Why not toss some U.S. weapons in the mix?
The BBC has the disturbing details of a young boy's brutal murder at the hands of emboldened radicals:
He was 14 years old, but with no schooling possible because of the war he was usually to be found on the busy main thoroughfare through Shaar, selling the thick, sweet coffee they prefer here.
One day last month, someone asked him for a free cup. "Not even if the Prophet himself returns," he had replied, laughing. That remark was a death sentence.
It was overheard by three armed men. They dragged him to a car and took him away. Half-an-hour later, a badly beaten Mohammed was dumped back in the road by his cart.
The men, showing no fear that anyone would question what they were doing, summoned a crowd with shouts of "Oh People of Aleppo. Oh people of Shaar." Their bellows alerted Mohammed's mother.
Recalling what happened next, she buries her face in her hands and weeps.
"One of them shouted: 'Whoever insults the Prophet will be killed according to Sharia'," she told me.

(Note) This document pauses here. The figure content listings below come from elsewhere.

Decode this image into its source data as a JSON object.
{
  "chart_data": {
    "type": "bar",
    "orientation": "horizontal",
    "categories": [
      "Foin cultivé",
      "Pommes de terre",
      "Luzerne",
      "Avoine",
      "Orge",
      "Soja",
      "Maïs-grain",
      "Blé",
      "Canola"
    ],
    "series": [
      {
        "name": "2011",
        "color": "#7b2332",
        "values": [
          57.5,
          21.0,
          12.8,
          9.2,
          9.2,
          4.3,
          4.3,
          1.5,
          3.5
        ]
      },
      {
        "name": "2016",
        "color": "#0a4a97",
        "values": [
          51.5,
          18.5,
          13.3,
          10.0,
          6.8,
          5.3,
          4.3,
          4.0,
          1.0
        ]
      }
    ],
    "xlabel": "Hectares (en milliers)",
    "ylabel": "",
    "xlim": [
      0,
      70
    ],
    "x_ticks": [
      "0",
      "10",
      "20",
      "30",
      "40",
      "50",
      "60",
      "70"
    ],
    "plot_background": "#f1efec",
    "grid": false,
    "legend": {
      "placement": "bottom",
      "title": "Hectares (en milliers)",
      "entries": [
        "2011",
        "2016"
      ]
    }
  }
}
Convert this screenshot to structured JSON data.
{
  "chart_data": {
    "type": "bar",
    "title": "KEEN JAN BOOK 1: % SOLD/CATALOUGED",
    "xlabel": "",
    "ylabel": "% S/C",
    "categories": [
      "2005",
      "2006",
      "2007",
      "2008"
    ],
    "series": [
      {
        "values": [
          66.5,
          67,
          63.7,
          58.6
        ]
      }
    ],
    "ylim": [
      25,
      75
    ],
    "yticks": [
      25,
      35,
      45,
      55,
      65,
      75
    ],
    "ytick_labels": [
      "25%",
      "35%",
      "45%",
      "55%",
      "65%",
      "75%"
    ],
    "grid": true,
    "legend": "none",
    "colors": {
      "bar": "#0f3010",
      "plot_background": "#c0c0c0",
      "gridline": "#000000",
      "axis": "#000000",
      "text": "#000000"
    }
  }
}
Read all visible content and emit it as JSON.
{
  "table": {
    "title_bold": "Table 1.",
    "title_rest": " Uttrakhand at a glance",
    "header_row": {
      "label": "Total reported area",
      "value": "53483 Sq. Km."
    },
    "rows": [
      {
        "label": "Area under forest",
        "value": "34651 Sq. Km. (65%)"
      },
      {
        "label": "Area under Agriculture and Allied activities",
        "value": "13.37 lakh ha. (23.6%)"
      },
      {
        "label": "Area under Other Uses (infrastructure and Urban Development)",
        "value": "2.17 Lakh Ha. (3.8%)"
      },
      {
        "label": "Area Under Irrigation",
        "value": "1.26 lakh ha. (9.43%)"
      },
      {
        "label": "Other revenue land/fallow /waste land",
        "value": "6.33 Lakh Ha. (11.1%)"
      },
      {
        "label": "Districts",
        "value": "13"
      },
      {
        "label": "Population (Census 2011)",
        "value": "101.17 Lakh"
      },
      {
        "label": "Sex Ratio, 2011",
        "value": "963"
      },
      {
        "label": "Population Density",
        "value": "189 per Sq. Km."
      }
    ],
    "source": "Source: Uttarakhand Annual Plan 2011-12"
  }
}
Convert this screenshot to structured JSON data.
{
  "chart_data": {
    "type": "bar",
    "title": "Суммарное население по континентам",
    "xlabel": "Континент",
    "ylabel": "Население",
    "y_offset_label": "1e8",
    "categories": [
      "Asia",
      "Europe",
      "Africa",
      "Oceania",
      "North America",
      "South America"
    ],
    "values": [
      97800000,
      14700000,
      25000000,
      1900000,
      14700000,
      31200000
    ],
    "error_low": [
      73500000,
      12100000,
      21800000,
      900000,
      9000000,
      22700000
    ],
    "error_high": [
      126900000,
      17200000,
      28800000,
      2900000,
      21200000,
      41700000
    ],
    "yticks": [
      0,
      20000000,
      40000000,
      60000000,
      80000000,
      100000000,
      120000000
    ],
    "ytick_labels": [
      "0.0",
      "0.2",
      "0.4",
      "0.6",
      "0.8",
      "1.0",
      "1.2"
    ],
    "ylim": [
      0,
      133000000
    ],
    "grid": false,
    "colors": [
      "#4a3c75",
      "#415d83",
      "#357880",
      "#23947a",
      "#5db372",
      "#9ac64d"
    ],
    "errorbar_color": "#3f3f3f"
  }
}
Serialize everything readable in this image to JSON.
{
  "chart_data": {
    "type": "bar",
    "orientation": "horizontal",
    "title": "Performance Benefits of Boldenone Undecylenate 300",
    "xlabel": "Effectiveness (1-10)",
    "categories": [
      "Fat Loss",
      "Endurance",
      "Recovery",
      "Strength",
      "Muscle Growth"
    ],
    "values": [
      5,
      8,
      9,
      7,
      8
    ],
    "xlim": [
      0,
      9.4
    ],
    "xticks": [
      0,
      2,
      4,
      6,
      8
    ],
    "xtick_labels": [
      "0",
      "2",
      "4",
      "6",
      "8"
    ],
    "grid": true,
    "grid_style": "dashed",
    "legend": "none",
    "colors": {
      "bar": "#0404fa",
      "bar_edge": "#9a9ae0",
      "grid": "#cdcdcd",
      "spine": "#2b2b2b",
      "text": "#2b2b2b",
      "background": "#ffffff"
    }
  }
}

"I ran down barefoot to the streets. I heard the first shot. I fell to the ground when I got there.
"One of them shot him again and kicked him. He shot him for a third time and stamped on him.
"I said: 'Why are you killing him? He's still a child!' The man shouted: 'He is not a Muslim - leave!'"
This sad story is one of the many implications of expanded rebel control throughout the country, the locals explain:
"We have no freedom left," says Mohammed's older brother, Fouad.
"We had it when the rebels first took over in Aleppo but now we have nothing. What we have instead are countless [Sharia] committees, each following its own interpretation of religion." [...]
"We did not hope for what we have come to today," said Lyas Kadouni, an activist interviewed by BBC Arabic.
"The names of [rebel] brigades tell you how people think now - names like 'Lovers of the Prophet Brigade' and so on. It is not necessary to throw religion into every corner of your life. This is killing our revolution."